Il y a un clin d’œil aux différents genres qui ont caractérisé le cinéma et aux maîtres qui ont influencé Kandhari, du burlesque à l’horreur – Buster Keaton, David Lynch, Night Shyamalan, et plus particulièrement Akira Kurosawa, auquel le réalisateur rend un hommage direct. La bande sonore n’a rien de très indien, puisqu’elle va de la pop vietnamienne des années 1970, qui rappelle étrangement la pop indienne, à T Rex, aux Stooges ou à Motorhead.
À travers une série de tableaux de plus en plus extravagants qui racontent le voyage d’Uma à travers l’incertitude conjugale, les relations sexuelles ratées et une vulgarité potache à couper le souffle, vers un territoire beaucoup plus sombre qui la montre en train de transporter le cadavre momifié de son mari Gopal dans un chariot de supermarché, le film maintient son rythme nerveux tout du long, sans jamais perdre sa légèreté, rappelant constamment au public que malgré sa noirceur, Sister Midnight, s’il n’est pas tout à fait un festin de minuit, est tout de même une farce. Alors que nous sommes de plus en plus effrayé·es, nous sommes aussi intrigué·es, fasciné·es, amusé·es. Uma peut-elle être pire ? Et pire encore ? Oui, elle le peut. Elle est, suggère le film, la quintessence de la vacherie féminine.
Kandahari, qui a mis dix ans à réaliser ce film, l’a présenté comme « l’histoire d’une marginale farouche dans une petite ville qui devient une hors-la-loi dans une grande ville ». Mais le film envoie un message féministe subliminal clair. Le mot Daayan, griffonné sur leur porte en tôle, qui signifie sorcière dans le folklore indien, en particulier dans le Jharkhand et le Bihar, est un rappel brutal de la façon dont la société traite les femmes qui refusent ou sont incapables de se conformer aux normes. Le rythme comique d’Apte est impressionnant et les références musicales de Kandhari qui se moquent de la culture cinématographique bollywoodienne avec une cruauté à peine masquée, les notions profondément enracinées de la féminité indienne, les mythes qui tournent autour des sorcières « mangeuses d’hommes et d’enfants » et des vampires suceurs de sang sont à la fois drôles et profondément dérangeants.

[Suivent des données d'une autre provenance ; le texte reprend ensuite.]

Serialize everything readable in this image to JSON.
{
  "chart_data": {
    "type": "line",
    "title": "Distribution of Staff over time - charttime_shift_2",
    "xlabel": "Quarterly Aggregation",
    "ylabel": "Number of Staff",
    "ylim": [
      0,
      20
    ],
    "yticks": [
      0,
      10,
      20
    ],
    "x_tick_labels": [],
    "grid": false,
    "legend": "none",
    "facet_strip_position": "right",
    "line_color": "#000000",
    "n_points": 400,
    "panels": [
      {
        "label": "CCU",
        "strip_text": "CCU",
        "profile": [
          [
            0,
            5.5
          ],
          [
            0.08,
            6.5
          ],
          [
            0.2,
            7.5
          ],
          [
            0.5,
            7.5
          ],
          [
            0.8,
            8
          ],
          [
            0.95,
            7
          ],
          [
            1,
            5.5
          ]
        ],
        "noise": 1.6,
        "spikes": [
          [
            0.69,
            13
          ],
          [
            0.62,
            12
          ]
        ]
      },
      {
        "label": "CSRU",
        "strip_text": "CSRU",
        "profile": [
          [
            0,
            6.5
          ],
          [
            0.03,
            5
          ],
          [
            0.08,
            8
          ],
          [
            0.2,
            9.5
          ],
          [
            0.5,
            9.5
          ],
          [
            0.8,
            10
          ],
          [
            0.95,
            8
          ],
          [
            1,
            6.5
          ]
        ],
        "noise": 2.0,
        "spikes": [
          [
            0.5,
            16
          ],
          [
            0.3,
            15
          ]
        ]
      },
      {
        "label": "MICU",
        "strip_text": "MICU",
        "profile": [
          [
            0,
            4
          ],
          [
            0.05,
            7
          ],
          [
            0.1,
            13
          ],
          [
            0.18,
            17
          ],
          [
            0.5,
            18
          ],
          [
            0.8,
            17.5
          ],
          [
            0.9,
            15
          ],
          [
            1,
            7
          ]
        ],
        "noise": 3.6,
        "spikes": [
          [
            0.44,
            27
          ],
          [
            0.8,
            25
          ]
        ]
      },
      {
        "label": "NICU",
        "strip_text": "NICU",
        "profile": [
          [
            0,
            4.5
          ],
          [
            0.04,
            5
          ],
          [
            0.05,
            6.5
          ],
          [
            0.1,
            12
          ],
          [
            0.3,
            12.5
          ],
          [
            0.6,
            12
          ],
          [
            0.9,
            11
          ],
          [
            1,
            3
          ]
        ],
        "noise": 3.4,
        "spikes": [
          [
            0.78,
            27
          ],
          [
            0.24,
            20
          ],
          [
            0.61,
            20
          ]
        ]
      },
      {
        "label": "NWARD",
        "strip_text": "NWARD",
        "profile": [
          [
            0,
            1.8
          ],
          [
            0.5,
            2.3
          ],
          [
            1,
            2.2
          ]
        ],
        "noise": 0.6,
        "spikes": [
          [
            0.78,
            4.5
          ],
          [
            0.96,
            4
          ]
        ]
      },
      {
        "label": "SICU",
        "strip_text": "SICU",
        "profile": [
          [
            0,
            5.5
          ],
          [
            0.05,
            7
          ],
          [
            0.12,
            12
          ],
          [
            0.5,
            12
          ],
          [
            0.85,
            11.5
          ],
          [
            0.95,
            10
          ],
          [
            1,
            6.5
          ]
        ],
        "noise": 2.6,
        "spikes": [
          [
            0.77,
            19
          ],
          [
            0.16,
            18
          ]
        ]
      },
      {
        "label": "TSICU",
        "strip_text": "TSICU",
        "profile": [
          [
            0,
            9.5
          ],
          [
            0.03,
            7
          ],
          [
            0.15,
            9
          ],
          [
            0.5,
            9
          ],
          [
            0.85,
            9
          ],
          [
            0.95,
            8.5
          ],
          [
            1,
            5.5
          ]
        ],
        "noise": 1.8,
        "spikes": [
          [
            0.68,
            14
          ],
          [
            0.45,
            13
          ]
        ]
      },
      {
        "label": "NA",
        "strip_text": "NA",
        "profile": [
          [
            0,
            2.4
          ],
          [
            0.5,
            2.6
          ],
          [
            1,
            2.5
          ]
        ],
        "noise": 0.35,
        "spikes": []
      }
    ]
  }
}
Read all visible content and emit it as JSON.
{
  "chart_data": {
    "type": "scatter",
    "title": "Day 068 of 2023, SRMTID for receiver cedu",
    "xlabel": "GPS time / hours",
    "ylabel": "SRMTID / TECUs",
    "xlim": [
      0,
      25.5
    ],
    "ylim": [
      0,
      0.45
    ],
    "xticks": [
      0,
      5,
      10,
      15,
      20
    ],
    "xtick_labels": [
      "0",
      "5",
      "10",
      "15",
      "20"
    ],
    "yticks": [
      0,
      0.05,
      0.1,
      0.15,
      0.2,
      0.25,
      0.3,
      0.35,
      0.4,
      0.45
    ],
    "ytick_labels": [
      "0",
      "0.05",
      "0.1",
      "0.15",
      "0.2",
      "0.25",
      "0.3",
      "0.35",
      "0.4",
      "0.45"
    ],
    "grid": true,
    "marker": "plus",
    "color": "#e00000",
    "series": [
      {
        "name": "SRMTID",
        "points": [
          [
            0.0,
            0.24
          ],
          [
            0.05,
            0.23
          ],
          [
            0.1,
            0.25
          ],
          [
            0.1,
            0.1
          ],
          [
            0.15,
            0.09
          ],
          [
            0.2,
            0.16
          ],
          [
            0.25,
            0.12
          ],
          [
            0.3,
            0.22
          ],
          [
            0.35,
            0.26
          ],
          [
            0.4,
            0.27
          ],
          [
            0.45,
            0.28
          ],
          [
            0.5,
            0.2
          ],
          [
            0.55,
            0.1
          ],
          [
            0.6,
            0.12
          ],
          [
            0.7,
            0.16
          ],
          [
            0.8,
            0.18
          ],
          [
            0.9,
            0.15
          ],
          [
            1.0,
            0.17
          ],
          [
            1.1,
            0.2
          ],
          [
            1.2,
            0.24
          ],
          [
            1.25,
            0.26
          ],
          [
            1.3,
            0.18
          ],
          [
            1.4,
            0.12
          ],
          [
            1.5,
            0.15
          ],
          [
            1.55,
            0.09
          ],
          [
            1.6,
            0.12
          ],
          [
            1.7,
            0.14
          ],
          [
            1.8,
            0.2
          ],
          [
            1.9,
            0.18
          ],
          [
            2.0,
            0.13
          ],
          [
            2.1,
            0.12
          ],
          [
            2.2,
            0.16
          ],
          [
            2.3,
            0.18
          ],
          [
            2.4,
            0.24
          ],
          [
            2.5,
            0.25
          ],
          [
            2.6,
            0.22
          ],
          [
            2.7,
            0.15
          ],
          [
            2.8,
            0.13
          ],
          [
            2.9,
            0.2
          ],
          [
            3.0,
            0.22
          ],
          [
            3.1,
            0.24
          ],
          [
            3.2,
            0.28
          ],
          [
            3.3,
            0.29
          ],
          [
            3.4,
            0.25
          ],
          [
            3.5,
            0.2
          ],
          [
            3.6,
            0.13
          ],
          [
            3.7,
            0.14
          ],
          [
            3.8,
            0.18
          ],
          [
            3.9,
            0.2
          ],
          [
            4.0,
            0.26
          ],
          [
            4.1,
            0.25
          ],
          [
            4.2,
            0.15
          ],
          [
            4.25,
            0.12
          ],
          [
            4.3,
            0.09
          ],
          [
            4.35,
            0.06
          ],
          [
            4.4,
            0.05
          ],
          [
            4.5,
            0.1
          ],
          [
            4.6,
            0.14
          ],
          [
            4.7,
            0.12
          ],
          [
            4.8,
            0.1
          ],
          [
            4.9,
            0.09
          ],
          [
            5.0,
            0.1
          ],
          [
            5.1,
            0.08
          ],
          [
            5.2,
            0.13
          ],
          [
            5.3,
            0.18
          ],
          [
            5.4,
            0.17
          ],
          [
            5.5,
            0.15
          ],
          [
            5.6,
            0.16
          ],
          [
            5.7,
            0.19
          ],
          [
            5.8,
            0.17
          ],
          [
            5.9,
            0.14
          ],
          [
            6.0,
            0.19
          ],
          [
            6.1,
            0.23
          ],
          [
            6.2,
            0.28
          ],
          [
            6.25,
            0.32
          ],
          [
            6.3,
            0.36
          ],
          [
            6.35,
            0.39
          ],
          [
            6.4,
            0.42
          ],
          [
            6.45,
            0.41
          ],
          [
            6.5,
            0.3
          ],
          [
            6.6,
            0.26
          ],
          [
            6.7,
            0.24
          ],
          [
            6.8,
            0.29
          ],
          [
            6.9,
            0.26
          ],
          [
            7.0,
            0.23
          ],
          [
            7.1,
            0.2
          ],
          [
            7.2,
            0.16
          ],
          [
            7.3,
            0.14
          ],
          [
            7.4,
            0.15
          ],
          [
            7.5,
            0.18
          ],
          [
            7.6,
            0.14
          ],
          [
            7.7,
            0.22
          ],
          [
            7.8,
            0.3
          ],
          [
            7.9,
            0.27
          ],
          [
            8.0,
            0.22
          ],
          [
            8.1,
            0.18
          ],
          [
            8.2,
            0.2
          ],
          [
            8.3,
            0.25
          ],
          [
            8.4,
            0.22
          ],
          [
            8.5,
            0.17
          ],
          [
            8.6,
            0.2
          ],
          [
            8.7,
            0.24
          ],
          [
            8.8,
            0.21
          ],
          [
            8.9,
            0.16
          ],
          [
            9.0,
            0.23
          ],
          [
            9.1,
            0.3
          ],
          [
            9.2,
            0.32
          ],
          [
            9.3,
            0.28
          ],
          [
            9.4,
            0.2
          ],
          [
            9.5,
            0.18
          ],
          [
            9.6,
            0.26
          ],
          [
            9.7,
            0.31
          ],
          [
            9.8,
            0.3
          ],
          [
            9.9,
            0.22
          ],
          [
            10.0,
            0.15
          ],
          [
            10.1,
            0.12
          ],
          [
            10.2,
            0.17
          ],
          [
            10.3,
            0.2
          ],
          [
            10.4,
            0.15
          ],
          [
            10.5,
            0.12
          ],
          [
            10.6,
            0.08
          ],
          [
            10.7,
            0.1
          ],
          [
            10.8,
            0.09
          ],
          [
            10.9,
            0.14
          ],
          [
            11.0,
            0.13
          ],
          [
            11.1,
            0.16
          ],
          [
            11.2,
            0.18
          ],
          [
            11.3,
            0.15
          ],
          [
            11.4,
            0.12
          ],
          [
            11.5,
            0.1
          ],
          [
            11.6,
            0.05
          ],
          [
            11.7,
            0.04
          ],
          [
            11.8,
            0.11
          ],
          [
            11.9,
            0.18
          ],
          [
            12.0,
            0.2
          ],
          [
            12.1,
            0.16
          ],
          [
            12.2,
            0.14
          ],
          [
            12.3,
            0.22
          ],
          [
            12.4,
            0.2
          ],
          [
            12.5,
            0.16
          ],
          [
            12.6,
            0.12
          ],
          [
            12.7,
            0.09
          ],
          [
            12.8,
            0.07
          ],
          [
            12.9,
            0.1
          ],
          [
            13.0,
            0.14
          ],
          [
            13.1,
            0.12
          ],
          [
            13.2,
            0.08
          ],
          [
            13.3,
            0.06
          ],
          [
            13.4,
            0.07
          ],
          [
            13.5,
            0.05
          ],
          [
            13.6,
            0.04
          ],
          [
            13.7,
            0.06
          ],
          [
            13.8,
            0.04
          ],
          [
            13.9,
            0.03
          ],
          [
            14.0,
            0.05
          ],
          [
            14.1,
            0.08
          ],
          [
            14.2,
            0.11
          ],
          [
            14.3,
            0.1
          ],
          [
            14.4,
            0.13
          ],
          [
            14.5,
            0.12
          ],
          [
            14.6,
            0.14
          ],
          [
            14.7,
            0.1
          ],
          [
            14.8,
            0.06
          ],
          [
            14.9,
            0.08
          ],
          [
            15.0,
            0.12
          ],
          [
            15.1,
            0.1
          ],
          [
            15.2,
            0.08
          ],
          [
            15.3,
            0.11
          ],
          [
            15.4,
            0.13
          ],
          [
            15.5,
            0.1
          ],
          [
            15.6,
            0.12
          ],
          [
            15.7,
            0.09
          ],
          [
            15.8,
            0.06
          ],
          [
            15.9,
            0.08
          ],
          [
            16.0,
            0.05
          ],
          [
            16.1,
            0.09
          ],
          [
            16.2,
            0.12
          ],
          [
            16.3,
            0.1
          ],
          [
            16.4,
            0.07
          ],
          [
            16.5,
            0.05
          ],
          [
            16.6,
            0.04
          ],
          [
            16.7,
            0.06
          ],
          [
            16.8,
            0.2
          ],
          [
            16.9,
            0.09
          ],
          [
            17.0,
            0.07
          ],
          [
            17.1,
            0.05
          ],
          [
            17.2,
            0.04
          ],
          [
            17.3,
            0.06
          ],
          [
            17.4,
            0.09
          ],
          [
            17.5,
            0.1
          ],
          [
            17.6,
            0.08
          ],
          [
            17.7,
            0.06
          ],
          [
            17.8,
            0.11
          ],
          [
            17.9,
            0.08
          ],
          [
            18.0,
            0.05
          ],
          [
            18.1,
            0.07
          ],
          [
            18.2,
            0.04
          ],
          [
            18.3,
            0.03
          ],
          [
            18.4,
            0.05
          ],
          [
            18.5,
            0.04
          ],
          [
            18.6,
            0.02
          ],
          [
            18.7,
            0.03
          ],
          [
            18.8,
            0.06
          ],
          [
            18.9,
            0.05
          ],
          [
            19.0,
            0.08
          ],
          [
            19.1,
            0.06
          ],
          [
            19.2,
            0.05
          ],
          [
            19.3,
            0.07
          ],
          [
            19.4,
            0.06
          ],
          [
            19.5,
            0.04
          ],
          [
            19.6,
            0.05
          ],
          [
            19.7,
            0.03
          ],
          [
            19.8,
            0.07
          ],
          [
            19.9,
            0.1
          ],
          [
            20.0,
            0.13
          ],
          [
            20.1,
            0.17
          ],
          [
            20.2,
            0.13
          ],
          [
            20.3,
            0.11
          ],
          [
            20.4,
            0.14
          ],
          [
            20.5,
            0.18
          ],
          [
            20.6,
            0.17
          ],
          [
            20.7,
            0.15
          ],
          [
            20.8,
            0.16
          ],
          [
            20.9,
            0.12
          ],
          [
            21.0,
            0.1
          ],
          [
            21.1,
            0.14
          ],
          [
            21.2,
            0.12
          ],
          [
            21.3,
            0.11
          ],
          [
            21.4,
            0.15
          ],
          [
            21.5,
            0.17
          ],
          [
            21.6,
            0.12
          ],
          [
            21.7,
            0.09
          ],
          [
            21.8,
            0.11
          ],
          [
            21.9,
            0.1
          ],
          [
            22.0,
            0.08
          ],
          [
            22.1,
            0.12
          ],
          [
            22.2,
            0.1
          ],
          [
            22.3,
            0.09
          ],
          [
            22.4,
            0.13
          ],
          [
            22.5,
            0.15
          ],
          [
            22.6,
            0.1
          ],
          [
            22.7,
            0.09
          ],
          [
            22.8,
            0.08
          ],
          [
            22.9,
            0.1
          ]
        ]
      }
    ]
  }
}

L’ignorance réciproque que chacun des deux époux a de l’autre est soulignée par une étrange familiarité sous-jacente. Gopal et Uma se sont rencontrés une fois, alors qu’ils étaient âgés de huit ans. Elle est bizarre, excentrique, intransigeante. Elle fume et jure. Il est inepte, gaffeur et très peu attirant au sens conventionnel du terme. Leurs familles les ont associés dans un mariage arrangé. Ashok Pathak, qui joue le rôle de l’époux, maigre, au visage de furet, dépassé par la force de la personnalité de sa femme et par sa descente dans l’« étrangeté », est à son tour perdu, intimidé et ivre, le parfait contrepoids à la férocité d’Apte. Leur foyer est littéralement une minuscule cabane claustrophobe, voire un taudis le long d’une ruelle très fréquentée de la banlieue nord de Mumbai. Poussée à une rage insensée par leur union sans sexe et l’absurdité de sa vie, Uma fait des tentatives timides pour cuisiner, reste assise à fumer devant leur cabane, tour à tour ennuyée, en colère, grincheuse et nonchalante, et développe d’étranges envies lorsqu’elle erre dans les rues la nuit. Son travail de femme de ménage dans une entreprise la conduit à des kilomètres de Khar où ils vivent, et dans une reprise de l’analogie avec la sorcière, nous la voyons se promener dans Mumbai avec son balai,-sa serpillère et son seau, tandis que le film glisse inexorablement vers le vampirisme. Il s’agit là d’un véritable manifeste féministe.